Fostering flexible hours
Businesses must acknowledge that their workers have lives outside the virtual office, and this means giving them the agency to deviate from rigid working hours. While colleagues may by now be accustomed to toddlers gate-crashing team meetings, employers should take the lead in cultivating an environment in which workers feel completely comfortable putting personal priorities first. Implementing a flexible hours policy is a simple step employers can take to empower modern workers without a knock-on effect on productivity.
Workers with children, for example, remain under particular stress due to COVID-19, with calls for school closures now intensifying and increasing numbers of pupils sent home to self-isolate. Employers must show receptiveness to parents’ concerns by providing flexible work schedules which can accommodate drastic changes to childcare routines.
Normalising a more malleable work-life balance may additionally yield improvement in gender representation within the workforce. Women have occupied 33 per cent of the management positions filled at insurance giant Zurich since the company introduced flexible hours for all job roles last year†, increasing hopes of equal representation in the longer term.

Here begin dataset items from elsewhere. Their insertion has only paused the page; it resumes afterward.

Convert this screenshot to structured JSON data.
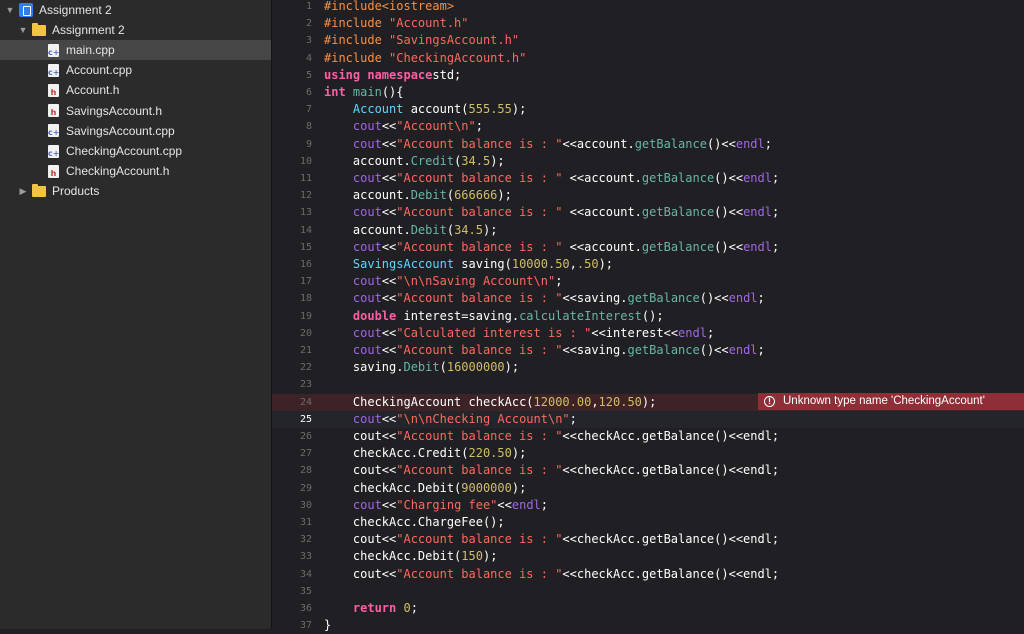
{
  "navigator": {
    "project": "Assignment 2",
    "group": "Assignment 2",
    "files": [
      {
        "name": "main.cpp",
        "kind": "cpp",
        "selected": true
      },
      {
        "name": "Account.cpp",
        "kind": "cpp"
      },
      {
        "name": "Account.h",
        "kind": "h"
      },
      {
        "name": "SavingsAccount.h",
        "kind": "h"
      },
      {
        "name": "SavingsAccount.cpp",
        "kind": "cpp"
      },
      {
        "name": "CheckingAccount.cpp",
        "kind": "cpp"
      },
      {
        "name": "CheckingAccount.h",
        "kind": "h"
      }
    ],
    "products": "Products",
    "file_badge_cpp": "c+",
    "file_badge_h": "h"
  },
  "editor": {
    "current_line": 25,
    "error_line": 24,
    "error_message": "Unknown type name 'CheckingAccount'",
    "lines": [
      [
        [
          "pp",
          "#include<iostream>"
        ]
      ],
      [
        [
          "pp",
          "#include "
        ],
        [
          "str",
          "\"Account.h\""
        ]
      ],
      [
        [
          "pp",
          "#include "
        ],
        [
          "str",
          "\"SavingsAccount.h\""
        ]
      ],
      [
        [
          "pp",
          "#include "
        ],
        [
          "str",
          "\"CheckingAccount.h\""
        ]
      ],
      [
        [
          "kw",
          "using namespace"
        ],
        [
          "",
          "std;"
        ]
      ],
      [
        [
          "kw",
          "int "
        ],
        [
          "fn",
          "main"
        ],
        [
          "",
          "(){"
        ]
      ],
      [
        [
          "",
          "    "
        ],
        [
          "typ",
          "Account"
        ],
        [
          "",
          " account("
        ],
        [
          "num",
          "555.55"
        ],
        [
          "",
          ");"
        ]
      ],
      [
        [
          "",
          "    "
        ],
        [
          "mth",
          "cout"
        ],
        [
          "",
          "<<"
        ],
        [
          "str",
          "\"Account\\n\""
        ],
        [
          "",
          ";"
        ]
      ],
      [
        [
          "",
          "    "
        ],
        [
          "mth",
          "cout"
        ],
        [
          "",
          "<<"
        ],
        [
          "str",
          "\"Account balance is : \""
        ],
        [
          "",
          "<<account."
        ],
        [
          "fn",
          "getBalance"
        ],
        [
          "",
          "()<<"
        ],
        [
          "mth",
          "endl"
        ],
        [
          "",
          ";"
        ]
      ],
      [
        [
          "",
          "    account."
        ],
        [
          "fn",
          "Credit"
        ],
        [
          "",
          "("
        ],
        [
          "num",
          "34.5"
        ],
        [
          "",
          ");"
        ]
      ],
      [
        [
          "",
          "    "
        ],
        [
          "mth",
          "cout"
        ],
        [
          "",
          "<<"
        ],
        [
          "str",
          "\"Account balance is : \""
        ],
        [
          "",
          " <<account."
        ],
        [
          "fn",
          "getBalance"
        ],
        [
          "",
          "()<<"
        ],
        [
          "mth",
          "endl"
        ],
        [
          "",
          ";"
        ]
      ],
      [
        [
          "",
          "    account."
        ],
        [
          "fn",
          "Debit"
        ],
        [
          "",
          "("
        ],
        [
          "num",
          "666666"
        ],
        [
          "",
          ");"
        ]
      ],
      [
        [
          "",
          "    "
        ],
        [
          "mth",
          "cout"
        ],
        [
          "",
          "<<"
        ],
        [
          "str",
          "\"Account balance is : \""
        ],
        [
          "",
          " <<account."
        ],
        [
          "fn",
          "getBalance"
        ],
        [
          "",
          "()<<"
        ],
        [
          "mth",
          "endl"
        ],
        [
          "",
          ";"
        ]
      ],
      [
        [
          "",
          "    account."
        ],
        [
          "fn",
          "Debit"
        ],
        [
          "",
          "("
        ],
        [
          "num",
          "34.5"
        ],
        [
          "",
          ");"
        ]
      ],
      [
        [
          "",
          "    "
        ],
        [
          "mth",
          "cout"
        ],
        [
          "",
          "<<"
        ],
        [
          "str",
          "\"Account balance is : \""
        ],
        [
          "",
          " <<account."
        ],
        [
          "fn",
          "getBalance"
        ],
        [
          "",
          "()<<"
        ],
        [
          "mth",
          "endl"
        ],
        [
          "",
          ";"
        ]
      ],
      [
        [
          "",
          "    "
        ],
        [
          "typ",
          "SavingsAccount"
        ],
        [
          "",
          " saving("
        ],
        [
          "num",
          "10000.50"
        ],
        [
          "",
          ","
        ],
        [
          "num",
          ".50"
        ],
        [
          "",
          ");"
        ]
      ],
      [
        [
          "",
          "    "
        ],
        [
          "mth",
          "cout"
        ],
        [
          "",
          "<<"
        ],
        [
          "str",
          "\"\\n\\nSaving Account\\n\""
        ],
        [
          "",
          ";"
        ]
      ],
      [
        [
          "",
          "    "
        ],
        [
          "mth",
          "cout"
        ],
        [
          "",
          "<<"
        ],
        [
          "str",
          "\"Account balance is : \""
        ],
        [
          "",
          "<<saving."
        ],
        [
          "fn",
          "getBalance"
        ],
        [
          "",
          "()<<"
        ],
        [
          "mth",
          "endl"
        ],
        [
          "",
          ";"
        ]
      ],
      [
        [
          "",
          "    "
        ],
        [
          "kw",
          "double "
        ],
        [
          "",
          "interest=saving."
        ],
        [
          "fn",
          "calculateInterest"
        ],
        [
          "",
          "();"
        ]
      ],
      [
        [
          "",
          "    "
        ],
        [
          "mth",
          "cout"
        ],
        [
          "",
          "<<"
        ],
        [
          "str",
          "\"Calculated interest is : \""
        ],
        [
          "",
          "<<interest<<"
        ],
        [
          "mth",
          "endl"
        ],
        [
          "",
          ";"
        ]
      ],
      [
        [
          "",
          "    "
        ],
        [
          "mth",
          "cout"
        ],
        [
          "",
          "<<"
        ],
        [
          "str",
          "\"Account balance is : \""
        ],
        [
          "",
          "<<saving."
        ],
        [
          "fn",
          "getBalance"
        ],
        [
          "",
          "()<<"
        ],
        [
          "mth",
          "endl"
        ],
        [
          "",
          ";"
        ]
      ],
      [
        [
          "",
          "    saving."
        ],
        [
          "fn",
          "Debit"
        ],
        [
          "",
          "("
        ],
        [
          "num",
          "16000000"
        ],
        [
          "",
          ");"
        ]
      ],
      [],
      [
        [
          "",
          "    CheckingAccount checkAcc("
        ],
        [
          "num",
          "12000.00"
        ],
        [
          "",
          ","
        ],
        [
          "num",
          "120.50"
        ],
        [
          "",
          ");"
        ]
      ],
      [
        [
          "",
          "    "
        ],
        [
          "mth",
          "cout"
        ],
        [
          "",
          "<<"
        ],
        [
          "str",
          "\"\\n\\nChecking Account\\n\""
        ],
        [
          "",
          ";"
        ]
      ],
      [
        [
          "",
          "    cout<<"
        ],
        [
          "str",
          "\"Account balance is : \""
        ],
        [
          "",
          "<<checkAcc.getBalance()<<endl;"
        ]
      ],
      [
        [
          "",
          "    checkAcc.Credit("
        ],
        [
          "num",
          "220.50"
        ],
        [
          "",
          ");"
        ]
      ],
      [
        [
          "",
          "    cout<<"
        ],
        [
          "str",
          "\"Account balance is : \""
        ],
        [
          "",
          "<<checkAcc.getBalance()<<endl;"
        ]
      ],
      [
        [
          "",
          "    checkAcc.Debit("
        ],
        [
          "num",
          "9000000"
        ],
        [
          "",
          ");"
        ]
      ],
      [
        [
          "",
          "    "
        ],
        [
          "mth",
          "cout"
        ],
        [
          "",
          "<<"
        ],
        [
          "str",
          "\"Charging fee\""
        ],
        [
          "",
          "<<"
        ],
        [
          "mth",
          "endl"
        ],
        [
          "",
          ";"
        ]
      ],
      [
        [
          "",
          "    checkAcc.ChargeFee();"
        ]
      ],
      [
        [
          "",
          "    cout<<"
        ],
        [
          "str",
          "\"Account balance is : \""
        ],
        [
          "",
          "<<checkAcc.getBalance()<<endl;"
        ]
      ],
      [
        [
          "",
          "    checkAcc.Debit("
        ],
        [
          "num",
          "150"
        ],
        [
          "",
          ");"
        ]
      ],
      [
        [
          "",
          "    cout<<"
        ],
        [
          "str",
          "\"Account balance is : \""
        ],
        [
          "",
          "<<checkAcc.getBalance()<<endl;"
        ]
      ],
      [],
      [
        [
          "",
          "    "
        ],
        [
          "kw",
          "return "
        ],
        [
          "num",
          "0"
        ],
        [
          "",
          ";"
        ]
      ],
      [
        [
          "",
          "}"
        ]
      ]
    ]
  }
}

The wellbeing of their workers should always rank high on the employer agenda, but COVID-19 and the stresses surrounding the future of work mark a watershed moment for employers to cement wellbeing measures into day-to-day working norms. By embracing policies which empower employees to find their own optimal balance between work, life, and rest, businesses can invest in their workforce with the promise of returns in both morale and productivity, now and well beyond COVID-19.